After a time-out of 10 minutes the index is closed.
Fields are not implemented, You can do that by changing the java code.
Lucene version is 8.8.2
Upgrade from previous version
The file format has completely changed, so delete the index and batch create the index again.
Remove the old Lucene*.jars and Tika*.jar from the userlib. This is important other wise you will get java compilation errors.
- The modules uses the same POI jars as in the excel-importer module
- Can not work in conjunction with older versions of excel importer and exporter (POI3.X jars)
- Version 2.0.0
- Updated to Mendix 7.7.1, 8.18, 9.1
- Included Lucene 8.8.2 library files
- Use Tika jar for document text extracting
- Added batch update with OQL, update and index with 100.000 rows/minute
- Improved error handling
- Included full sample implementation in module.
- Centralized and updated atlas layouts.
- Exposed the java-actions as microflow actions
- Result count constant replaced with parameter.

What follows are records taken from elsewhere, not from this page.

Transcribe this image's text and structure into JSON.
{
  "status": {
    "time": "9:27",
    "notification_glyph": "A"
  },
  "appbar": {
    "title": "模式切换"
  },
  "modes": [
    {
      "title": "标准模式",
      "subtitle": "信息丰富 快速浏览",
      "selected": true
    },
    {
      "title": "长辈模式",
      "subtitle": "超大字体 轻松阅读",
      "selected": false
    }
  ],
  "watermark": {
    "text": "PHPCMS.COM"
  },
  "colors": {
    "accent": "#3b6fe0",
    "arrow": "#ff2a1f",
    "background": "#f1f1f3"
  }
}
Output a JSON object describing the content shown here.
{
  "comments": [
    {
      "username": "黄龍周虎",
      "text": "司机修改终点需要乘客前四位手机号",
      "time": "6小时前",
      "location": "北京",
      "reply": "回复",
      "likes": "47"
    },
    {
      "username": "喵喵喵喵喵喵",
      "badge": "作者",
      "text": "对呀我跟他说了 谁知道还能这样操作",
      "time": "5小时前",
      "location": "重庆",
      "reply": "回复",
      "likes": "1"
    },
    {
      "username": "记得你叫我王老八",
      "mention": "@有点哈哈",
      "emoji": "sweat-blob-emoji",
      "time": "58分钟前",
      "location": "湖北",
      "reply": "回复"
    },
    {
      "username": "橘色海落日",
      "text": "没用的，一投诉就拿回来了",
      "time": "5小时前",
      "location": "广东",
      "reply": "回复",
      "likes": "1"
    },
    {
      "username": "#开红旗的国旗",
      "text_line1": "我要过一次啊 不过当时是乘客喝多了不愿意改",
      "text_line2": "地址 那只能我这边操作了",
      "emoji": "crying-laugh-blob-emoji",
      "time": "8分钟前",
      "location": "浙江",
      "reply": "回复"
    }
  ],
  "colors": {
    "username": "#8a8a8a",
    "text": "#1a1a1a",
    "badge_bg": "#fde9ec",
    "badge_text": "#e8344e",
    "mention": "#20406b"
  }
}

- Added Dutch translations
The included sample can be used to learn Lucene. In the resource folder a generic excel file (fortune1000-2012.xlsx) is included that can be easily imported with the excel importer (https://docs.mendix.com/appstore/modules/excel-importer). After importing use the search button to search for data. Note that the Before Commit actions hardly have any impact on the import. Two rebuild index microflows, one with batches and one with OQL are added to show you how to index existing data in your database.